The September 2007 issue of Bloomberg Market Magazine entitled The Insurance Hoax by David Dietz and Darrell Preston has wreaked havoc on the insurance industry as a whole as the two authors claim that some major insurance companies in the United States, specifically Allstate and State Farm, practice what the authors call as cheating on policyholders as they tend to shortchange their customers. Further, the controversial news article went as far as saying that insurance companies do this form of cheating to make their stock values bigger and to reward stockholders.

The articles starts off with the story of a State Farm customer who was informed by a company representative that she would only receive a sum of $184,000 of the estimated $306,000 cost of rebuilding her home after it was devastated by the largest wildfire in the history of California. In addition, the article states that by reducing what is due of these insurance companies for payment losses, they have accumulated big profits over the last 12 years. As a proof to this scheme, the authors say that even in the wake of Hurricane Katrina, casualty insurers reported record profits of $73 billion in 2006, or slightly over 49 percent higher than the profit in 2005.

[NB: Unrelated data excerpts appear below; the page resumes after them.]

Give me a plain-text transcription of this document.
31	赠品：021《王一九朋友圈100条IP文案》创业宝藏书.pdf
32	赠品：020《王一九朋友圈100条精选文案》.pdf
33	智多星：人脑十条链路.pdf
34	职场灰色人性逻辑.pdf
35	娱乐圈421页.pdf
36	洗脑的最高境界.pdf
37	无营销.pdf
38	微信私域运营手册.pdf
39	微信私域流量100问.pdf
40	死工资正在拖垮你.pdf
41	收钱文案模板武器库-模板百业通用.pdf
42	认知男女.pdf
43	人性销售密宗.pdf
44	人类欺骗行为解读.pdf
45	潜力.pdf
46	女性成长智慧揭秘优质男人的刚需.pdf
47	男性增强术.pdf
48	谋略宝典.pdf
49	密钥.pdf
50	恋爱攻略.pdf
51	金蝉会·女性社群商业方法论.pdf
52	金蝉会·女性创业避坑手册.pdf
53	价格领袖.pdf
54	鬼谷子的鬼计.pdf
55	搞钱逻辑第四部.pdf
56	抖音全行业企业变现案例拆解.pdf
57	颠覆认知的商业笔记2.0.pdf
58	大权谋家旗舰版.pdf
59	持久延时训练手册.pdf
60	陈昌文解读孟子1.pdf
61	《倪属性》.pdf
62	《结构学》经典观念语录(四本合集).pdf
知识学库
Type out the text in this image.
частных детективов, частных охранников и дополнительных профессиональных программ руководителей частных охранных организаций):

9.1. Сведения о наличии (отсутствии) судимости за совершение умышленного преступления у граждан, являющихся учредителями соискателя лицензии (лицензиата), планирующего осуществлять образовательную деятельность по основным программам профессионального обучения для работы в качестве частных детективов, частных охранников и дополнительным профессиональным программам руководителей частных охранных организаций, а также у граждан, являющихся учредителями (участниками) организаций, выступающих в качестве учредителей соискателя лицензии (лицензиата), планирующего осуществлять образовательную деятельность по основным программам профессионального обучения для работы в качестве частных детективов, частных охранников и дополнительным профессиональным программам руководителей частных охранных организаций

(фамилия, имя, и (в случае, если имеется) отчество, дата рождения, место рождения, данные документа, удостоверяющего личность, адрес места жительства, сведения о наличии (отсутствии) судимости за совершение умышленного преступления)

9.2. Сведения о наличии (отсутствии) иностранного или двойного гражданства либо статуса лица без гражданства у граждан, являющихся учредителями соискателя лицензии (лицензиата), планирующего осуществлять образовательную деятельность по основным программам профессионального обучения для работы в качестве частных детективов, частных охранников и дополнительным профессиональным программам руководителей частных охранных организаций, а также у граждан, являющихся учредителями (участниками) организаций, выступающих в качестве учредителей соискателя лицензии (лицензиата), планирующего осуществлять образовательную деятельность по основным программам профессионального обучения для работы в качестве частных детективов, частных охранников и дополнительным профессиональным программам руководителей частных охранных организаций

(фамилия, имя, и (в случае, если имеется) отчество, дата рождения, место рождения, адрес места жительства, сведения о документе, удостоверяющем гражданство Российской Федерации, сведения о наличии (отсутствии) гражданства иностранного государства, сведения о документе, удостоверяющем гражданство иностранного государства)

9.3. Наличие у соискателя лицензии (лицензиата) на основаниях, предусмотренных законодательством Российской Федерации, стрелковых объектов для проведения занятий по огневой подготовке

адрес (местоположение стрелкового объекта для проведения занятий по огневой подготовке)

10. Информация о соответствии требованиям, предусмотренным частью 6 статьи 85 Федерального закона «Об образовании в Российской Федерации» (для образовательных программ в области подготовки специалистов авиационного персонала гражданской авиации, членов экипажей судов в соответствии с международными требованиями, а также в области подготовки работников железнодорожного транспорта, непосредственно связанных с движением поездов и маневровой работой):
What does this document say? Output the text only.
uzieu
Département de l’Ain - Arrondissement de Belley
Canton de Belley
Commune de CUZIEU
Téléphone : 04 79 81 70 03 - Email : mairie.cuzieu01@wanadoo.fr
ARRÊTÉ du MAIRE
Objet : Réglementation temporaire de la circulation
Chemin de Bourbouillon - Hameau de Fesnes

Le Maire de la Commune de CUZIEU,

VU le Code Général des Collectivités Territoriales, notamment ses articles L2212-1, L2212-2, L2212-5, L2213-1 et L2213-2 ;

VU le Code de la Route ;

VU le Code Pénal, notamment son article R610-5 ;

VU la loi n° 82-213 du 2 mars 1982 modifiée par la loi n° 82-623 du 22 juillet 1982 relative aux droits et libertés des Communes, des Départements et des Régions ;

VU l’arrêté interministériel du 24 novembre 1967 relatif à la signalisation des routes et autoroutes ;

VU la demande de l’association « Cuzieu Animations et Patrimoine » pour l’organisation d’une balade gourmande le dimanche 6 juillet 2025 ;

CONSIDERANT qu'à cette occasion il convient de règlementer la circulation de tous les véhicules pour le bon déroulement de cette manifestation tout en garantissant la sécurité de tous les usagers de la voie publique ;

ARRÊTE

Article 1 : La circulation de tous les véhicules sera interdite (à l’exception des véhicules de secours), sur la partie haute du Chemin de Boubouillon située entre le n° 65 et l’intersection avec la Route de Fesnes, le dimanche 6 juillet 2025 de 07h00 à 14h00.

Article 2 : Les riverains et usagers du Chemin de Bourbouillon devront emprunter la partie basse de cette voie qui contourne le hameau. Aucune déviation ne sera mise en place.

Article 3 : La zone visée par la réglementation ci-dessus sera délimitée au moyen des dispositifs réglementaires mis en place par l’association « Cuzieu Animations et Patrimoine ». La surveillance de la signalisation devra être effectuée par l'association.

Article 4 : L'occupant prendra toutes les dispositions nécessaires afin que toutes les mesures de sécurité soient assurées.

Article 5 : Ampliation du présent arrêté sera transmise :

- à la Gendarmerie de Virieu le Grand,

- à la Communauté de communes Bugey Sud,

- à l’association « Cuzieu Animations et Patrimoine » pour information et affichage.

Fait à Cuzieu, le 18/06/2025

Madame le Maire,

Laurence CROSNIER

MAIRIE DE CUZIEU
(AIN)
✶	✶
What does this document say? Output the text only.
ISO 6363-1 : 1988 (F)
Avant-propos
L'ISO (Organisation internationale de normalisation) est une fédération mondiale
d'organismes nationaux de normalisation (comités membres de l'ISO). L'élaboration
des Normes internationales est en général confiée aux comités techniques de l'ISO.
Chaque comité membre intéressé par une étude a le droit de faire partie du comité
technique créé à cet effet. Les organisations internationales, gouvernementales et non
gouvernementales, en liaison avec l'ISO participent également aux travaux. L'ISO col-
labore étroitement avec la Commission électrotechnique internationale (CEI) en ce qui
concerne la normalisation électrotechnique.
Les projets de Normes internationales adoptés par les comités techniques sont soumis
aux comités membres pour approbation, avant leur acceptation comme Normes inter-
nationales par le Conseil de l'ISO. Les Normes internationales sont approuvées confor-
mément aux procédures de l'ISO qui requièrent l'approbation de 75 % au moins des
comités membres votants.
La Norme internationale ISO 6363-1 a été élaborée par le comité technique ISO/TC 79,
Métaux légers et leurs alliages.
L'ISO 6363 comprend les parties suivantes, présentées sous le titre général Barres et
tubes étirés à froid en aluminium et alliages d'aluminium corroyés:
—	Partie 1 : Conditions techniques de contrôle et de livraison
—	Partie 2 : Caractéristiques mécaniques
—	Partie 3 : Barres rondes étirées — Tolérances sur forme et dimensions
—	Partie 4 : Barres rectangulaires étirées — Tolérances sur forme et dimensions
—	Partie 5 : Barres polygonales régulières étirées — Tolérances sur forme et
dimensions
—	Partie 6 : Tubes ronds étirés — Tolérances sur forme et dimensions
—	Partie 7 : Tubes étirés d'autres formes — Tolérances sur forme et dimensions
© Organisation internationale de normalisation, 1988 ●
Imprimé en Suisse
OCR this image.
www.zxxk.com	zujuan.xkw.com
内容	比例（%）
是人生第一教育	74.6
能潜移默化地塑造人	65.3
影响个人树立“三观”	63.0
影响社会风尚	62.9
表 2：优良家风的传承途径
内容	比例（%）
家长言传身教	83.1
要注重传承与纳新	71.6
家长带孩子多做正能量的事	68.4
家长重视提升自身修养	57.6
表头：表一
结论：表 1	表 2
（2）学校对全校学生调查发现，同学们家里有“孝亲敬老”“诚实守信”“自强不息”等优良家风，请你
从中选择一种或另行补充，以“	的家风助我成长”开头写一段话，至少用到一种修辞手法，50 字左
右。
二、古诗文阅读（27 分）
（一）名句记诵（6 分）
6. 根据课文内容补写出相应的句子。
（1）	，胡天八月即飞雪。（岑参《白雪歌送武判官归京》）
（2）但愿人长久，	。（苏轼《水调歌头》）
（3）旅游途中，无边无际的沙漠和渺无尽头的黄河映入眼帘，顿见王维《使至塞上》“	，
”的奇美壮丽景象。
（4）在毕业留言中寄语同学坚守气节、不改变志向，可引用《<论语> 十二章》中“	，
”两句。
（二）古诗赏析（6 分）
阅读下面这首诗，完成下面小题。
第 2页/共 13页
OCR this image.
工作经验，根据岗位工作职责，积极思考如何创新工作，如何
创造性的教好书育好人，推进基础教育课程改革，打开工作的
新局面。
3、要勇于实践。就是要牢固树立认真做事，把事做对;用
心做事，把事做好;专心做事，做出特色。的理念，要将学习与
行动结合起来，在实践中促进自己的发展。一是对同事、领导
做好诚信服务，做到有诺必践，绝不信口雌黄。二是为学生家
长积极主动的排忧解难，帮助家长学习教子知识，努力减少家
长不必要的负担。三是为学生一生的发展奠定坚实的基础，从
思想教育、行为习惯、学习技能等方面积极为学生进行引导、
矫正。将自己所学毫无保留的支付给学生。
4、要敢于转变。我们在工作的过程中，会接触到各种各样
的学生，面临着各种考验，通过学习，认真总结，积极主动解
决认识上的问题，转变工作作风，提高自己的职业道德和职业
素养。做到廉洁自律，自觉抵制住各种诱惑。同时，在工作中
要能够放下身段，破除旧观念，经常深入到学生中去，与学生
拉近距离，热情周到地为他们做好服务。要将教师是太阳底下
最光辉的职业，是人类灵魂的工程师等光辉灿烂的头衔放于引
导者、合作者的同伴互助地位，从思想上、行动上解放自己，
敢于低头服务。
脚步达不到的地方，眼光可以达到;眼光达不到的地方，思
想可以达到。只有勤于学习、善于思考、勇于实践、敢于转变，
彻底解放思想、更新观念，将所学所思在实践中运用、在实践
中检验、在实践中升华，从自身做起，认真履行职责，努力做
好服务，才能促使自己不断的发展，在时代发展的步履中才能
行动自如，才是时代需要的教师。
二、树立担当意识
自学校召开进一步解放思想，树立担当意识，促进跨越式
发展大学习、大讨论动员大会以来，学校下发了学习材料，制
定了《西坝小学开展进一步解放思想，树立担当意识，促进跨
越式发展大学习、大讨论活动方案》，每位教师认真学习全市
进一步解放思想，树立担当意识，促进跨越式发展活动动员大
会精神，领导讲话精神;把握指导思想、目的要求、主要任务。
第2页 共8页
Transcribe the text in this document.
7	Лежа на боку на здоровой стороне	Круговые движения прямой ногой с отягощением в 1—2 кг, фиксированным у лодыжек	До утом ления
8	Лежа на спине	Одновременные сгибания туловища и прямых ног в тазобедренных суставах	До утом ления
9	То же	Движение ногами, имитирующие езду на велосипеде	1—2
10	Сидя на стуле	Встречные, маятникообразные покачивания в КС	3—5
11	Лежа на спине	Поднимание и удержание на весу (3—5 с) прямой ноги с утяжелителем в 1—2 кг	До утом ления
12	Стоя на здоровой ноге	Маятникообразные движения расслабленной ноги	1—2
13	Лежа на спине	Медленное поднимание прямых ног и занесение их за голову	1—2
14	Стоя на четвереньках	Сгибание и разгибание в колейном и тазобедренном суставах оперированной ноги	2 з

According to the authors, property insurers systematically deny and reduce the claims of policyholders, as evidenced by court records in California, Florida, Illinois, Mississippi, New Hampshire and Tennessee. Moreover, according to court records and interviews with former employees and state regulators, insurance companies do routine refusal to pay market prices for homes and replacement contents, use computer programs to cut payouts, change policy coverage with no clear explanation to policyholders, change engineering reports, and worst, they sometimes ask their adjusters to lie to their customers. As a result of this scheme, U.S homeowners, who pay more than $50 billion annually in insurance premiums, are often disappointed when their insurers tell them that they will not receive the full cost of rebuilding their destroyed or damaged homes.

The authors conclude that this scheme is a secret about the insurance industry that is often discovered later by customers when disasters come and homeowners are not protected from financial ruin which insurance companies promise them. Today, a lot of law firms across the United States handle insurance coverage cases due to to thousands of complaints involving state insurance departments.